Le matin elle aimait aller se baigner nue. L'eau était chaude et soyeuse.
Immobile, portée par la mer étale, elle contemplait le ciel où voguaient quelques nuages égarés. Elle était détendue, heureuse. Le bonheur de vivre ne tenait-il qu'à ça? A de l'eau et à quelques nuages dans un ciel bleu?
Elle louait une maisonnette dotée d'une terrasse donnant sur la mer.
La plupart du temps la plage était déserte sauf le dimanche quand les villageois s'y installaient avec leurs enfants après la sieste.
Un midi, tandis qu'elle se promenait sur la plage, elle aperçut un jeune homme qui pêchait. Il disparaissait sous la surface de l'eau puis, après un laps de temps assez long, il réapparaissait avec un poisson qu'il tenait entre ses dents. Quand le jeune homme revint sur la plage, il baissa son maillot de bains et quatre poissons tombèrent sur le sable. Il lui en proposa un qu'elle accepta.
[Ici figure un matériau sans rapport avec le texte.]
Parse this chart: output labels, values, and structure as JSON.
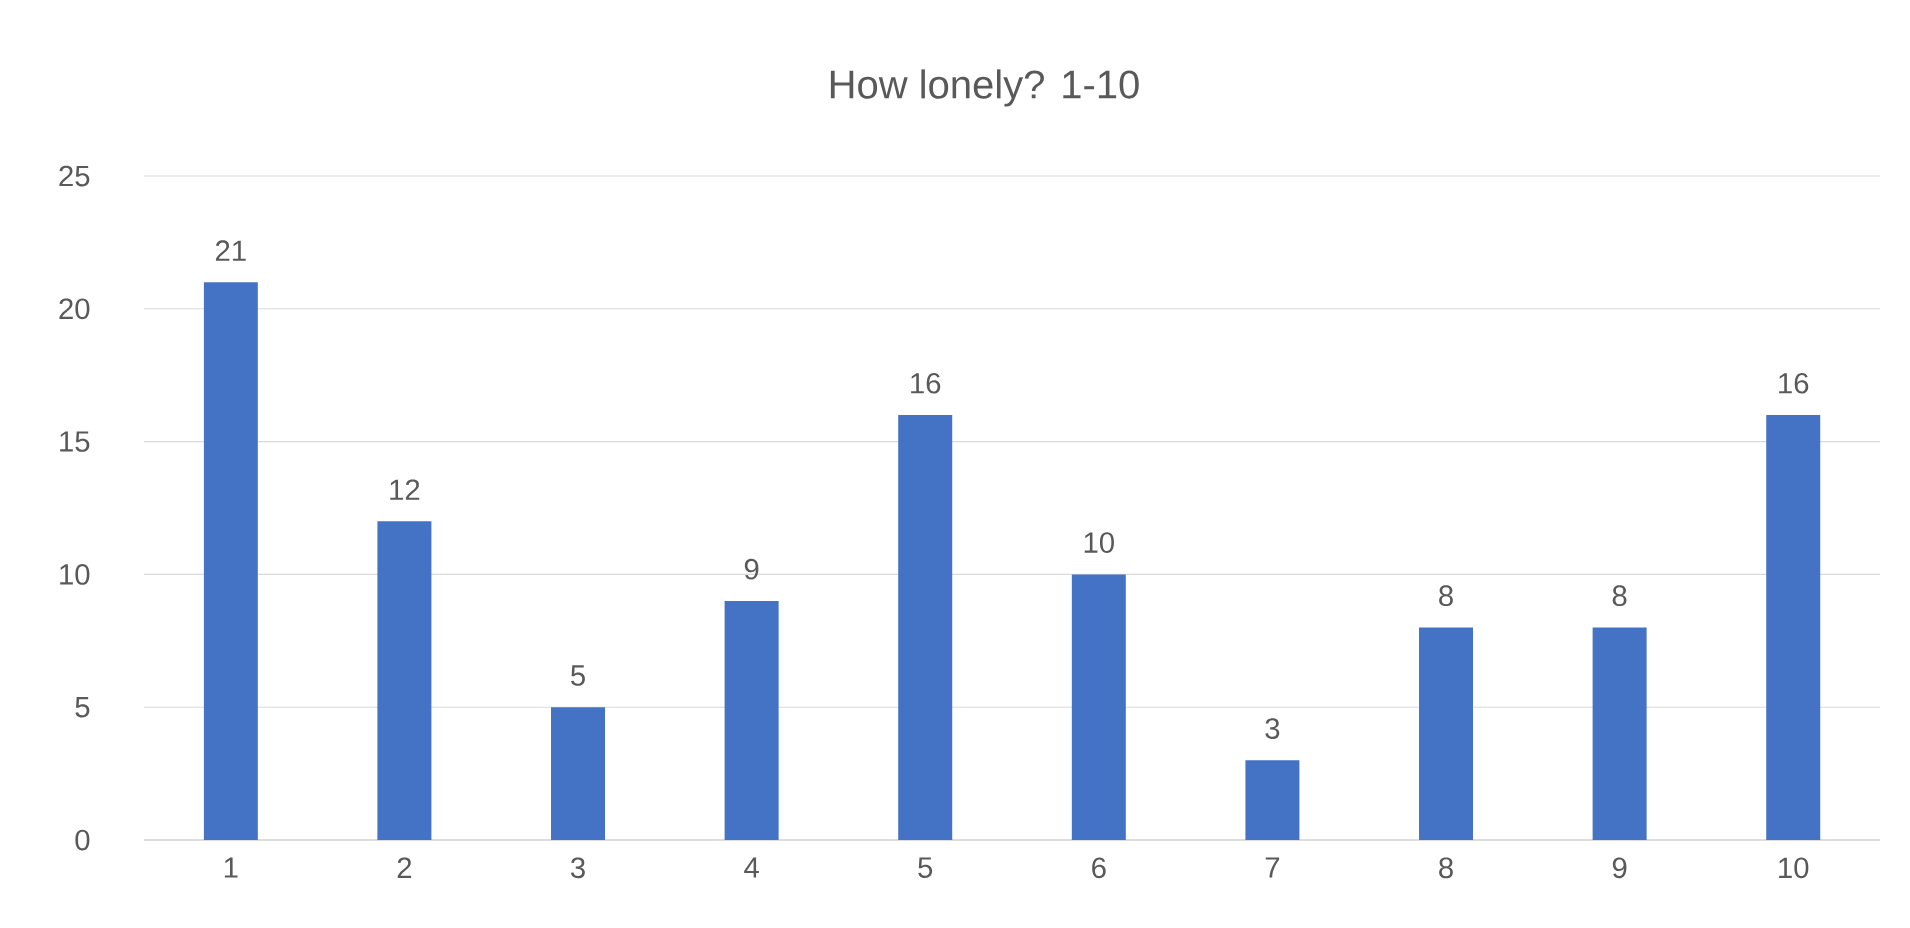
{
  "chart_data": {
    "type": "bar",
    "title": "How lonely? 1-10",
    "categories": [
      "1",
      "2",
      "3",
      "4",
      "5",
      "6",
      "7",
      "8",
      "9",
      "10"
    ],
    "values": [
      21,
      12,
      5,
      9,
      16,
      10,
      3,
      8,
      8,
      16
    ],
    "color": "#4472c4",
    "ylim": [
      0,
      25
    ],
    "yticks": [
      0,
      5,
      10,
      15,
      20,
      25
    ],
    "grid": "y",
    "data_labels": true
  }
}
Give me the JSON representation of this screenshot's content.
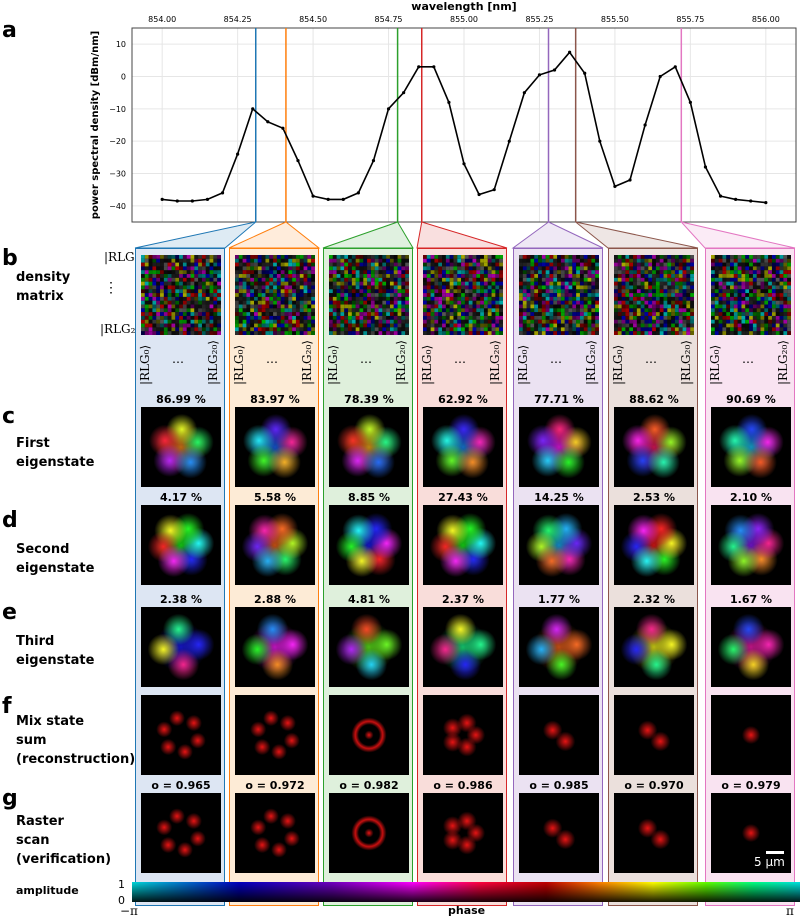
{
  "panels": {
    "a": "a",
    "b": "b",
    "c": "c",
    "d": "d",
    "e": "e",
    "f": "f",
    "g": "g"
  },
  "row_labels": {
    "b": [
      "density",
      "matrix"
    ],
    "c": [
      "First",
      "eigenstate"
    ],
    "d": [
      "Second",
      "eigenstate"
    ],
    "e": [
      "Third",
      "eigenstate"
    ],
    "f": [
      "Mix state",
      "sum",
      "(reconstruction)"
    ],
    "g": [
      "Raster",
      "scan",
      "(verification)"
    ]
  },
  "ket_labels": {
    "first": "|RLG₀⟩",
    "dots": "⋮",
    "last": "|RLG₂₀⟩",
    "hdots": "⋯"
  },
  "chart_data": {
    "type": "line",
    "xlabel": "wavelength [nm]",
    "ylabel": "power spectral density [dBm/nm]",
    "xlim": [
      853.9,
      856.1
    ],
    "ylim": [
      -45,
      15
    ],
    "xticks": [
      "854.00",
      "854.25",
      "854.50",
      "854.75",
      "855.00",
      "855.25",
      "855.50",
      "855.75",
      "856.00"
    ],
    "yticks": [
      "10",
      "0",
      "−10",
      "−20",
      "−30",
      "−40"
    ],
    "grid": true,
    "x": [
      854.0,
      854.05,
      854.1,
      854.15,
      854.2,
      854.25,
      854.3,
      854.35,
      854.4,
      854.45,
      854.5,
      854.55,
      854.6,
      854.65,
      854.7,
      854.75,
      854.8,
      854.85,
      854.9,
      854.95,
      855.0,
      855.05,
      855.1,
      855.15,
      855.2,
      855.25,
      855.3,
      855.35,
      855.4,
      855.45,
      855.5,
      855.55,
      855.6,
      855.65,
      855.7,
      855.75,
      855.8,
      855.85,
      855.9,
      855.95,
      856.0
    ],
    "y": [
      -38,
      -38.5,
      -38.5,
      -38,
      -36,
      -24,
      -10,
      -14,
      -16,
      -26,
      -37,
      -38,
      -38,
      -36,
      -26,
      -10,
      -5,
      3,
      3,
      -8,
      -27,
      -36.5,
      -35,
      -20,
      -5,
      0.5,
      2,
      7.5,
      1,
      -20,
      -34,
      -32,
      -15,
      0,
      3,
      -8,
      -28,
      -37,
      -38,
      -38.5,
      -39
    ],
    "markers": [
      {
        "x": 854.31,
        "color": "#1f77b4"
      },
      {
        "x": 854.41,
        "color": "#ff7f0e"
      },
      {
        "x": 854.78,
        "color": "#2ca02c"
      },
      {
        "x": 854.86,
        "color": "#d62728"
      },
      {
        "x": 855.28,
        "color": "#9467bd"
      },
      {
        "x": 855.37,
        "color": "#8c564b"
      },
      {
        "x": 855.72,
        "color": "#e377c2"
      }
    ]
  },
  "columns": [
    {
      "color": "#1f77b4",
      "bg": "#dde6f3",
      "p1": "86.99 %",
      "p2": "4.17 %",
      "p3": "2.38 %",
      "o": "o = 0.965",
      "h1": 210,
      "h2": 300,
      "h3": 60,
      "mix": "ring6",
      "raster": "ring6"
    },
    {
      "color": "#ff7f0e",
      "bg": "#fdebd6",
      "p1": "83.97 %",
      "p2": "5.58 %",
      "p3": "2.88 %",
      "o": "o = 0.972",
      "h1": 40,
      "h2": 200,
      "h3": 120,
      "mix": "ring6",
      "raster": "ring6"
    },
    {
      "color": "#2ca02c",
      "bg": "#dff0dc",
      "p1": "78.39 %",
      "p2": "8.85 %",
      "p3": "4.81 %",
      "o": "o = 0.982",
      "h1": 220,
      "h2": 60,
      "h3": 280,
      "mix": "donut",
      "raster": "donut"
    },
    {
      "color": "#d62728",
      "bg": "#f9ddda",
      "p1": "62.92 %",
      "p2": "27.43 %",
      "p3": "2.37 %",
      "o": "o = 0.986",
      "h1": 30,
      "h2": 300,
      "h3": 330,
      "mix": "ring4",
      "raster": "ring4"
    },
    {
      "color": "#9467bd",
      "bg": "#ebe2f2",
      "p1": "77.71 %",
      "p2": "14.25 %",
      "p3": "1.77 %",
      "o": "o = 0.985",
      "h1": 120,
      "h2": 20,
      "h3": 200,
      "mix": "pair",
      "raster": "pair"
    },
    {
      "color": "#8c564b",
      "bg": "#ebe0dc",
      "p1": "88.62 %",
      "p2": "2.53 %",
      "p3": "2.32 %",
      "o": "o = 0.970",
      "h1": 160,
      "h2": 180,
      "h3": 240,
      "mix": "pair",
      "raster": "pair"
    },
    {
      "color": "#e377c2",
      "bg": "#f9e3f1",
      "p1": "90.69 %",
      "p2": "2.10 %",
      "p3": "1.67 %",
      "o": "o = 0.979",
      "h1": 15,
      "h2": 90,
      "h3": 140,
      "mix": "spot",
      "raster": "spot"
    }
  ],
  "scalebar": "5 μm",
  "colorbar": {
    "amplitude": "amplitude",
    "amp_top": "1",
    "amp_bottom": "0",
    "phase": "phase",
    "left": "−π",
    "right": "π"
  }
}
Une fois par semaine elle allait au marché. Les femmes du village la regardaient avec méfiance. Elle n'avait pas encore 50 ans, elle était blonde, fine et seule, ce qui la rendait forcément suspecte à leurs yeux.
Seuls les vieux lui faisaient bon accueil. Ils connaissaient les ciels gris d'Europe. Savait-ils instinctivement qu'elle était comme eux? Elle partagait souvent le vin et les tomates à la fêta sous les platanes de la terrasse de l'unique café. Vivre leur avait posé sur le visage un masque de forban. A longueur de journée leurs doigts égrenaient des chapelets d'infinis. Une fois l'un deux lui avait dit dans un français cahotique: "Quand je te regarde j'ai l'impression de me baigner dans un lac du Nord"!
Le soir après dîner elle écrivait à ses enfants qui vivaient en Australie. Elle écoutait du Schubert ou du Bach. La musique était pour elle une consolation. Elle lisait aussi du Camus. Une phrase l'avait particulièrement frappée: "Il n'y a pas d'amour de vivre sans désespoir de vivre."
Un jour deux jeunes français plantèrent leur tente sur la plage. Elle alla les saluer. C'était des étudiants en 4e année de médecine. Ils étaient en vacances et visitaient pour la première fois le pays. Elle les invita à dîner le soir même.
Elle avait préparé une spécialité du pays. Ils avaient apporté du vin et des fleurs. Au dessert ils avaient roulé un joint. Elle n'avait jamais fumé et encore moins de l'herbe. La tête lui tournait un peu mais elle se sentait bien. La chaîne diffusait du Ray Charles " I believe to my soul". Ils se mirent à danser tous les trois, le plus grand derrière elle et l'autre dans ses bras. Elle n'avait plus fait l'amour depuis des mois et leur émoi contre son corps la bouleversait. Quand elle sentit des mains se glisser sous sa robe elle sut qu'elle ne résisterait pas.
Un rayon de soleil traversant la fenêtre la réveilla. Elle se leva le coeur et le corps légers.
Sur la plage la tente avait disparu, ce qui la fit sourire. Elle se baigna. le ciel était vide de nuage.
Une nuit elle fut réveillée par des coups frappés sur la porte, qui résonnaient comme le début de la 5e de Beethoven. Elle se leva tremblante de fièvre. Il n'y avait que du vent derrière la porte.
A l' aube elle accueillit la mort à bras ouverts.